In fact, in the home stretch to the November election, President Barack Obama may have trouble ripping into the private equity record of Mitt Romney (should Romney secure the nomination). The Obama administration has been quickly ratcheting up its own participation in the market—and no, I don’t mean the government’s takeovers of AIG or General Motors.
I’m talking about the more than 50-year-old Small Business Investment Company program, administered by the Small Business Administration. In increasing numbers, firms have been taking advantage of low-interest leverage provided by the debenture SBIC program to raise senior loan funds, mezzanine funds and even buyout funds.
In an interview late last month, Sean Greene, a former entrepreneur and venture capitalist who supervises the SBIC program, said that one of the hallmarks of the post-financial-crisis economy has been the struggle that small businesses, often seen as the key to job creation in the United States, have had securing debt financing.
The SBIC’s debenture program is designed to get small businesses the capital they need, be it senior debt, mezzanine debt or equity, as part of growth financings and buyouts, often with a sponsor at the helm. Greene is particularly interested in helping what he calls “gazelles”—fast-growing companies that account for a disproportionate amount of job growth. “Long-term, more patient capital is critically important to those kinds of companies,” Greene said.
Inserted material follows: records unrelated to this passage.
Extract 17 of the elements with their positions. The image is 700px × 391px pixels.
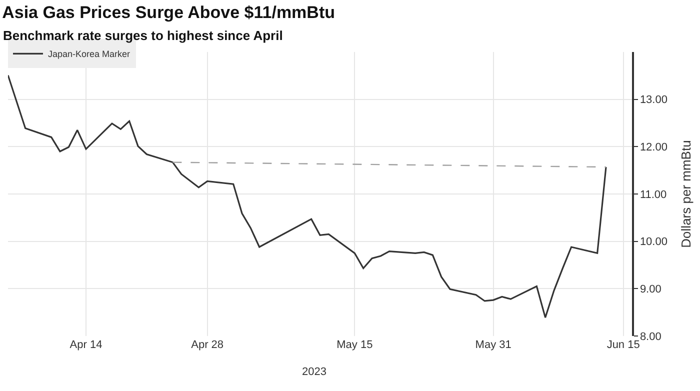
y-tick-label: 9.00	[640, 284, 662, 296]
y-tick-label: 8.00	[640, 330, 662, 343]
y-tick-label: 12.00	[640, 142, 668, 154]
x-tick-label: May 31	[475, 339, 512, 351]
legend-label: Japan-Korea Marker	[48, 49, 130, 60]
chart-title: Asia Gas Prices Surge Above $11/mmBtu	[2, 2, 336, 22]
text: 2023	[302, 366, 326, 378]
y-tick-label: 10.00	[640, 236, 668, 248]
chart-subtitle: Benchmark rate surges to highest since April	[3, 28, 283, 43]
y-axis-title: Dollars per mmBtu	[678, 140, 694, 248]
x-tick-label: May 15	[336, 339, 373, 351]
x-tick-label: Apr 14	[70, 339, 102, 351]
x-tick-label: Apr 28	[191, 339, 224, 351]
y-tick-label: 13.00	[640, 94, 668, 106]
y-tick-label: 11.00	[640, 188, 667, 201]
line-series	[8, 74, 607, 318]
x-tick-label: Jun 15	[606, 339, 640, 351]
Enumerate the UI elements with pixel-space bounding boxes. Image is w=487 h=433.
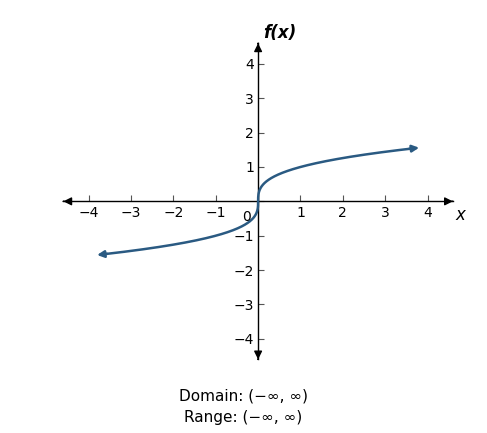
Text: 0: 0	[242, 210, 250, 224]
Text: Range: (−∞, ∞): Range: (−∞, ∞)	[185, 410, 302, 425]
Text: f(x): f(x)	[263, 23, 297, 42]
Text: Domain: (−∞, ∞): Domain: (−∞, ∞)	[179, 388, 308, 404]
Text: x: x	[455, 207, 465, 224]
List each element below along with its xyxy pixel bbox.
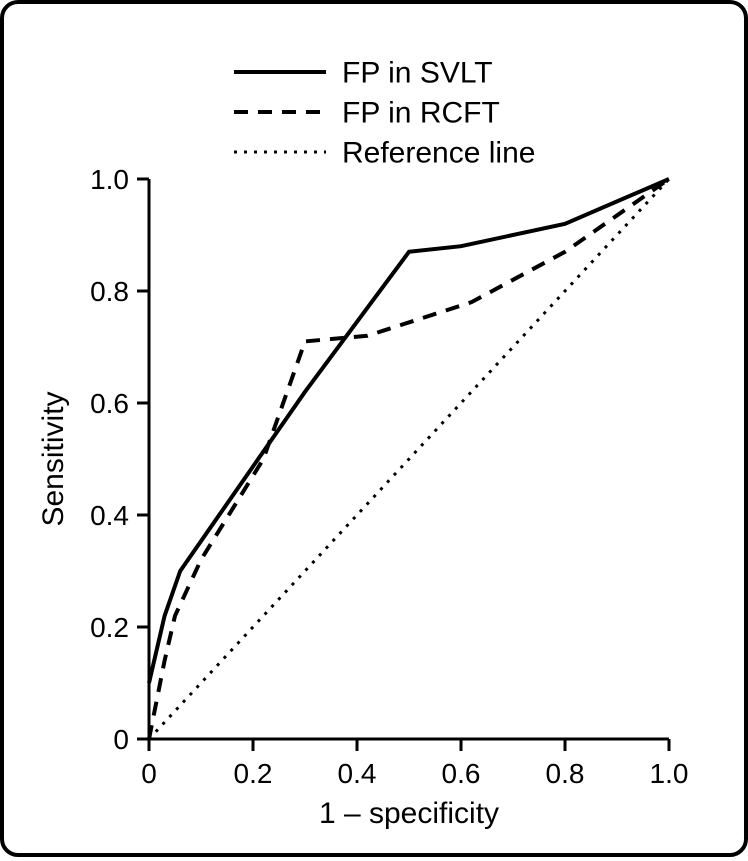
y-tick-label: 0.8: [90, 276, 129, 307]
legend-label: Reference line: [342, 137, 535, 170]
x-tick-label: 0.8: [546, 758, 585, 789]
series-fp-in-svlt: [149, 179, 669, 683]
x-tick-label: 0.6: [442, 758, 481, 789]
x-axis-label: 1 – specificity: [319, 797, 499, 830]
x-tick-label: 0.2: [234, 758, 273, 789]
y-tick-label: 0: [113, 724, 129, 755]
series-reference-line: [149, 179, 669, 739]
legend-label: FP in RCFT: [342, 97, 500, 130]
y-tick-label: 1.0: [90, 164, 129, 195]
legend-label: FP in SVLT: [342, 57, 493, 90]
y-tick-label: 0.6: [90, 388, 129, 419]
y-axis-label: Sensitivity: [37, 391, 70, 526]
y-tick-label: 0.2: [90, 612, 129, 643]
x-tick-label: 0.4: [338, 758, 377, 789]
x-tick-label: 0: [141, 758, 157, 789]
chart-frame: 0 0.2 0.4 0.6 0.8 1.0 0 0.2 0.4 0.6 0.8 1.0 1 – spec…: [0, 0, 748, 857]
x-tick-label: 1.0: [650, 758, 689, 789]
y-tick-label: 0.4: [90, 500, 129, 531]
roc-chart: 0 0.2 0.4 0.6 0.8 1.0 0 0.2 0.4 0.6 0.8 1.0 1 – spec…: [4, 4, 748, 861]
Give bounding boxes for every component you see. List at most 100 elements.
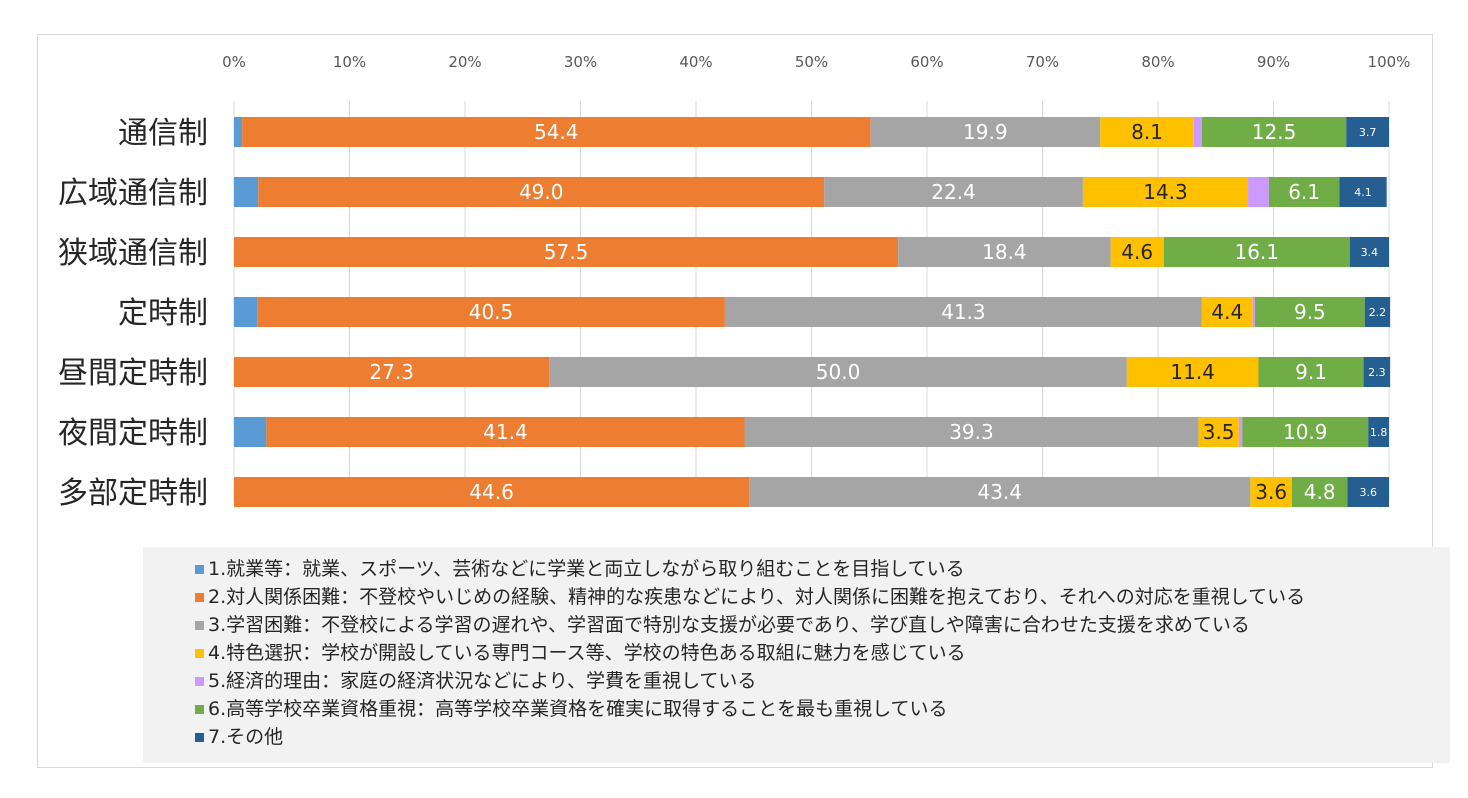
legend-label: 5.経済的理由：家庭の経済状況などにより、学費を重視している — [208, 670, 757, 692]
data-label: 3.5 — [1203, 420, 1235, 444]
legend-swatch — [195, 564, 204, 574]
stacked-bar-chart: 0% 10% 20% 30% 40% 50% 60% 70% 80% 90% 100% 通信制 54.4… — [58, 53, 1411, 511]
bar-segment-6 — [1201, 117, 1347, 147]
data-label: 40.5 — [469, 300, 514, 324]
data-label: 9.5 — [1294, 300, 1326, 324]
bar-segment-5 — [1193, 117, 1202, 147]
bar-segment-7 — [1346, 117, 1389, 147]
data-label: 3.7 — [1359, 126, 1377, 139]
x-tick-label: 60% — [910, 53, 943, 71]
data-label: 54.4 — [534, 120, 579, 144]
bar-segment-3 — [724, 297, 1202, 327]
category-label: 定時制 — [118, 296, 208, 331]
x-tick-label: 90% — [1257, 53, 1290, 71]
bar-segment-3 — [870, 117, 1101, 147]
bar-segment-4 — [1201, 297, 1253, 327]
bar-segment-6 — [1255, 297, 1365, 327]
legend-swatch — [195, 676, 204, 686]
data-label: 4.1 — [1354, 186, 1372, 199]
data-label: 10.9 — [1283, 420, 1328, 444]
data-label: 19.9 — [963, 120, 1008, 144]
x-tick-label: 30% — [564, 53, 597, 71]
x-tick-label: 50% — [795, 53, 828, 71]
x-tick-label: 10% — [333, 53, 366, 71]
legend-item: 6.高等学校卒業資格重視：高等学校卒業資格を確実に取得することを最も重視している — [195, 695, 1450, 723]
bar-segment-4 — [1198, 417, 1239, 447]
data-label: 41.3 — [941, 300, 986, 324]
bar-segment-1 — [234, 297, 258, 327]
bar-segment-4 — [1100, 117, 1194, 147]
data-label: 6.1 — [1288, 180, 1320, 204]
data-label: 57.5 — [544, 240, 589, 264]
data-label: 22.4 — [931, 180, 976, 204]
data-label: 27.3 — [369, 360, 414, 384]
legend-swatch — [195, 592, 204, 602]
bar-segment-2 — [257, 297, 725, 327]
legend-swatch — [195, 648, 204, 658]
bar-segment-3 — [898, 237, 1111, 267]
data-label: 11.4 — [1170, 360, 1215, 384]
data-label: 49.0 — [519, 180, 564, 204]
category-label: 多部定時制 — [58, 476, 208, 511]
bar-segment-4 — [1126, 357, 1259, 387]
x-tick-label: 100% — [1368, 53, 1411, 71]
bar-segment-2 — [234, 357, 550, 387]
bar-segment-7 — [1363, 357, 1391, 387]
bar-segment-7 — [1347, 477, 1389, 507]
data-label: 2.2 — [1369, 306, 1387, 319]
data-label: 3.6 — [1359, 486, 1377, 499]
x-tick-label: 0% — [222, 53, 246, 71]
chart-frame: 0% 10% 20% 30% 40% 50% 60% 70% 80% 90% 100% 通信制 54.4… — [37, 34, 1450, 768]
bar-segment-5 — [1252, 297, 1256, 327]
legend-label: 6.高等学校卒業資格重視：高等学校卒業資格を確実に取得することを最も重視している — [208, 698, 948, 720]
bar-segment-3 — [744, 417, 1199, 447]
bar-segment-6 — [1291, 477, 1348, 507]
data-label: 2.3 — [1368, 366, 1386, 379]
bar-segment-3 — [549, 357, 1127, 387]
data-label: 16.1 — [1234, 240, 1279, 264]
legend-item: 5.経済的理由：家庭の経済状況などにより、学費を重視している — [195, 667, 1450, 695]
data-label: 4.6 — [1121, 240, 1153, 264]
legend-label: 2.対人関係困難：不登校やいじめの経験、精神的な疾患などにより、対人関係に困難を… — [208, 586, 1306, 608]
legend-swatch — [195, 620, 204, 630]
category-label: 昼間定時制 — [58, 356, 208, 391]
category-label: 広域通信制 — [58, 176, 208, 211]
bar-segment-3 — [824, 177, 1083, 207]
legend-item: 7.その他 — [195, 723, 1450, 751]
category-label: 通信制 — [118, 116, 208, 151]
bar-segment-7 — [1339, 177, 1387, 207]
bar-segment-2 — [234, 237, 899, 267]
bar-segment-2 — [242, 117, 871, 147]
bar-segment-2 — [258, 177, 825, 207]
x-tick-label: 70% — [1026, 53, 1059, 71]
data-label: 3.6 — [1255, 480, 1287, 504]
bar-segment-1 — [234, 117, 243, 147]
legend-item: 3.学習困難：不登校による学習の遅れや、学習面で特別な支援が必要であり、学び直し… — [195, 611, 1450, 639]
x-tick-label: 80% — [1141, 53, 1174, 71]
bar-segment-1 — [234, 177, 259, 207]
bar-segment-3 — [749, 477, 1251, 507]
data-label: 4.8 — [1304, 480, 1336, 504]
legend-swatch — [195, 732, 204, 742]
legend-item: 4.特色選択：学校が開設している専門コース等、学校の特色ある取組に魅力を感じてい… — [195, 639, 1450, 667]
data-label: 50.0 — [816, 360, 861, 384]
bar-segment-2 — [266, 417, 745, 447]
bar-segment-4 — [1082, 177, 1249, 207]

In the fiscal year ended Sept. 30, debenture SBIC funds provided $2.59 billion in financing to small businesses, according to the SBA. That was up 63 percent from the prior fiscal year and nearly double the average volume for the previous five years. All told, the SBA committed a record $1.8 billion to 22 debenture SBIC and unleveraged licenses in fiscal 2011, and Greene said that more than 50 applications are in the pipeline. (The legislative cap is $3 billion in any one year.) The number of SBIC funds stands at nearly 300, with more than $17 billion under management.
Credit Greene and his team at the SBA with a good part of this expansion. One of their biggest achievements has been to reduce license processing time from more than 14 months in fiscal year 2009 to five and a half months in fiscal year 2011. Zia Uddin, managing director at Monroe Capital LLC, said that altogether it took two years from beginning the application process in early 2009 to reach a first close of about $200 million on its first SBIC fund early this year.
Under Greene’s leadership the SBIC licensing committee also appears to be approving a wider variety of investment strategies than in the past. That’s proving tempting to buyout firms that might have previously seen debenture SBICs as mainly suitable for subordinated debt investments. The Riverside Company, a lower-mid-market shop that’s more than 20 years old, structured its latest micro-cap buyout fund as an SBIC—its first time participating in the program. It raised $137 million last this year in private capital, and secured access to $150 million through the debenture program, for a total fund of $287 million.
The debenture SBIC program has also benefited from some significant tailwinds. A tight fundraising market, for example, has more sponsors thinking creatively about ways to raise money. The SBIC program not only lets them leverage the amount of money they can raise from private investors, it also makes them more attractive to banks, which can use their commitments to meet requirements of the Community Reinvestment Act of 1977. Among the Riverside SBIC fund backers are BMO Harris Bank N.A. and Key Community Development Corp.
The economics for both sponsors and private investors in SBIC funds are compelling. For single SBICs, the amount of leverage available from the debenture SBIC program is the lesser of $150 million per fund or three times private capital, although two times is the normal cap, according to the Small Business Investor Alliance, formerly known as the National Association of Small Business Investment Companies.
Consider Monroe Capital, which through the last pooling of debentures is paying the holders of the 10-year bonds about a 2.9 percent coupon and (counting fees) an effective rate in the four to six percent range. The firm has then gone out with a uni-tranche product and made loans with rates somewhere between the Libor plus 350-550bps offered by asset-based lenders and the 14 to 15 percent rates offered by mezzanine firms, in some cases also taking warrants, according to Uddin. Greene estimates that SBIC funds get a 300-600bps pop in returns compared with unleveraged funds.
Is it conceivable that SBIC funds are using some of the money for quick flips, asset-stripping and ill-conceived leveraged dividends? It’s a fair question, Greene said. However, he added, the SBA’s vetting process, and the nature of lower mid-market deals, helps to ensure that most of the money goes into growth financings and growth-oriented buyouts. (The SBA, he said, plans to do a better job of tracking job growth and retention.)
Truth be told, were President Obama to attack Romney’s private equity track record, Romney would be hard-pressed to answer in kind by finding fault with a self-funding program whose main mission is to help small businesses gain access to capital. In fact, he might be better served pointing out the good work done by the debenture SBIC program. Surely that would help make a point about his own record of creating jobs at Bain Capital.
(CORRECTIONS: The Riverside Co. closed its SBIC fund this year, not last year as originally stated in article. Also, debenture SBICs provided $2.59 billion in financing, both debt and equity, in the fiscal year ended Sept. 30; the original version of the story stated this was entirely debt financing.)